Notons que la même année 2012, le Toy de Dougall se retrouva avec bénéfice le temps d’une tournée et un peu plus, sous l’aile agitée de The Horrors. Puis a copiné avec Temples – également sur le label Heavenly Records – ces derniers désignés par Johnny Marr et Noël Gallagher comme «le meilleur groupe anglais». En 2015 Sexwitch, album de raretés folk et psychédéliques, l’a uni à Natasha Khan. Rien de moins. On imagine ainsi le groupe perché sur une vague indé suffisamment élevée, oscillant entre néo garage – pour The Horrors de Southend – psychédélisme et échos shoegaze, Dougall extirpé quant à lui de racines krautrock. De quoi nourrir un répertoire avec assurance, et provoquer la curiosité d’un public adepte de sons vintages, perçus comme le super cool en matière rock et pop.

Clear Shot vient trois ans après le remarquable Join The Dots. Lequel suivit un premier album éponyme, déjà porteur de titres aussi brillants que «Dead & Gone» et «Lose My Way». C’est peut être à cause des qualités de Join The Dots qu’on hésite un instant avant d’affirmer que Clear Shot est le meilleur des trois, alors qu’il montre pourtant une maturité qui le classe parmi les plus stimulantes sorties de 2016. Sauf qu’un seuil est franchi sans conteste et annule notre hésitation première. Ce passage qui a supposé que Dougall et ses quatre musiciens – dont le (presque) nouveau venu Max Oscarnold, remplaçant de Alejandra Diez aux synthés – aient su transformer des influences passées en nouvelles signatures.
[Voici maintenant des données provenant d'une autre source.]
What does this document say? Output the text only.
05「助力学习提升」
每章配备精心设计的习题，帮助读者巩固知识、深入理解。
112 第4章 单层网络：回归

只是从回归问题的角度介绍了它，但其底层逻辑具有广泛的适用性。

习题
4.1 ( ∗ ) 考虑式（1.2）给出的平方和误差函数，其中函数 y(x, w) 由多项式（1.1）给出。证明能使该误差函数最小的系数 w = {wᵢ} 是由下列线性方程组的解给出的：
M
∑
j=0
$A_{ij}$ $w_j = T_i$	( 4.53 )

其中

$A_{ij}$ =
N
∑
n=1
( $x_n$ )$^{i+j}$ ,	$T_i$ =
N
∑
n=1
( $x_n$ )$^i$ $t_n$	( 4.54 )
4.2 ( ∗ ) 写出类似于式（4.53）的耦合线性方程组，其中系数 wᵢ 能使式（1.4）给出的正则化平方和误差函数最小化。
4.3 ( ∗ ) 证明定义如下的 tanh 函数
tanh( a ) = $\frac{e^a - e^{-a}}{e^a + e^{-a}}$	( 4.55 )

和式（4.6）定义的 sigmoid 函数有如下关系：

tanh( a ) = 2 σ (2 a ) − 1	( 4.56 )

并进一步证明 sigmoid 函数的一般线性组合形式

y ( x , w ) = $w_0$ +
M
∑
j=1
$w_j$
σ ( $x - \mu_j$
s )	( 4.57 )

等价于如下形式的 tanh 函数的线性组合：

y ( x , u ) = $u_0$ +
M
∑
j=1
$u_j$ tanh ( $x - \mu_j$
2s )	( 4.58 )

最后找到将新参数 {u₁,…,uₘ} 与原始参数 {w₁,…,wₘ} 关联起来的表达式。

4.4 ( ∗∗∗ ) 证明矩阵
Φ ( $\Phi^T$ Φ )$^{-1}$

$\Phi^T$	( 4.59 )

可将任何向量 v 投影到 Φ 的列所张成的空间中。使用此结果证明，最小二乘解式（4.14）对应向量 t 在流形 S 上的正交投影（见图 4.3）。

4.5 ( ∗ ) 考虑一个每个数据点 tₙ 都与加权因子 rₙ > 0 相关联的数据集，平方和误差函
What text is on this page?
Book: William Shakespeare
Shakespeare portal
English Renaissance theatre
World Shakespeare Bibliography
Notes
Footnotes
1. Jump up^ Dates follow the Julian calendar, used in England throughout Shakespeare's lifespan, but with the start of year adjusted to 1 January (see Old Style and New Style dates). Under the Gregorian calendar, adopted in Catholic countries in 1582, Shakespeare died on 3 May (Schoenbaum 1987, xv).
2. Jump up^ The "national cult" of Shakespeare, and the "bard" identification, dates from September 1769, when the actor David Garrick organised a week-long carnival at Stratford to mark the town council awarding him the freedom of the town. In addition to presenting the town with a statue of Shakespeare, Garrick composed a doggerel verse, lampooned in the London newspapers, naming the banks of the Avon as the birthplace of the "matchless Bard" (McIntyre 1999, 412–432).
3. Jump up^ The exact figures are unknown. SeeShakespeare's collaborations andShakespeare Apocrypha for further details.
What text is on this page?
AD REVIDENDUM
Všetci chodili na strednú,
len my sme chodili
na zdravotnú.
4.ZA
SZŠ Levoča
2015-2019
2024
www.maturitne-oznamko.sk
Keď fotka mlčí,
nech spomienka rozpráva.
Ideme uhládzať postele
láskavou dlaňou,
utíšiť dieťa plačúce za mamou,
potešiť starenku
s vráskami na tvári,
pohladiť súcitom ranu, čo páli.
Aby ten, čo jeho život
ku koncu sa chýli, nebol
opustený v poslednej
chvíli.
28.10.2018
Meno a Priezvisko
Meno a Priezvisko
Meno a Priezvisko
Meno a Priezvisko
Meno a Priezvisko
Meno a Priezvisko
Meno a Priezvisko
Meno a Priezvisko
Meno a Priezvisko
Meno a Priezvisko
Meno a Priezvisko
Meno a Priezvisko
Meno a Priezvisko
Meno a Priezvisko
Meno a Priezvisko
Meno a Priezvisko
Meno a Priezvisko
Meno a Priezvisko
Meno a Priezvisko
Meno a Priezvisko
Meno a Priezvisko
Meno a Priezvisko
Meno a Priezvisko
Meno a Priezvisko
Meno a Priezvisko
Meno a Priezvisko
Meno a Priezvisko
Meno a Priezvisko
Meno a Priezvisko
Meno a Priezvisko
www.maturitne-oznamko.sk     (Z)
Réussite qui, on le sait, n’est pas donnée à tous les prétendants en lice.

Enregistré à Stockport, dans le très chic et cosy Eve Studio, Clear Shot a été composé un an plus tôt en rase campagne. Tom Dougall décrit cette expérience comme une des causes de son unité artistique. Tout comme le fait de privilégier un enregistrement en situation live, plutôt que couche par couche. Un choix d’interactivité qui veut croire qu’un musicien jouant avec un autre prime sur machines et technique. On a entendu ça quelque part, dans les tentatives de temps beaucoup plus libres que les nôtres. Ceux dont rêvent peut-être les musiciens de Toy et une part de leur public .

Dans les dix titres proposés sur Clear Shot il n’y a pas grand chose qu’on laissera de côté. Pas de trace d’une expérience avortée. Certaines compositions sont longues (on touche les sept minutes) comme sur les deux premiers albums, et leurs développements sont justifiés. Toy allie riffs de guitares claires et synthés qui font sens, envolées mélodiques et séquences psyché hypnotiques, avec un chant qui se situe dans l’ambiguïté du retrait et de la présence. Cette dernière caractéristique fait de Dougall un chanteur de l’intimité qui s’adresse à l’oreille de chaque auditeur, plutôt qu’un crieur à la cantonade – on comprend les adjectifs «sensuel» et «superbe» en exergue du blog supporter. «I’m still believing» est une perle pop comme savait en écrire Lawrence de Felt. Le tempo médium et les guitares avec écho de «Fast Silver» conduisent à un refrain mélancolique, évoquant des rues où on traîne et s’égare, puis retombent sur un couplet plus âpre. Chez Toy, on joue des contrastes et on laisse le linéaire. Bye bye shoegazing. «Clouds that cover the sun» est une merveille mélodique où la ritournelle entraîne au pays des souvenirs enfouis. Pathos morbide et imagerie lourdaude sont étrangers au songwriting de Dougall. Ses textes ont la qualité des peintures impressionnistes qui ne renomment pas deux fois ce qu’elles évoquent. Le choix des titres en ce sens est éclairant. Réduire tout l’album à ces trois extraits (diffusés sur le net par le groupe) serait évidemment insuffisant et on leur ajoutera volontiers le Barrettien et bien nommé «Dream Orchestrator» qui, pour l’écrire en clin d’œil, annonce la couleur du son: «Maintenant tout ce qui est passé peut être ignoré, nous nous élevons aujourd’hui, je te demandais de rester et lâcher prise fût la seule façon».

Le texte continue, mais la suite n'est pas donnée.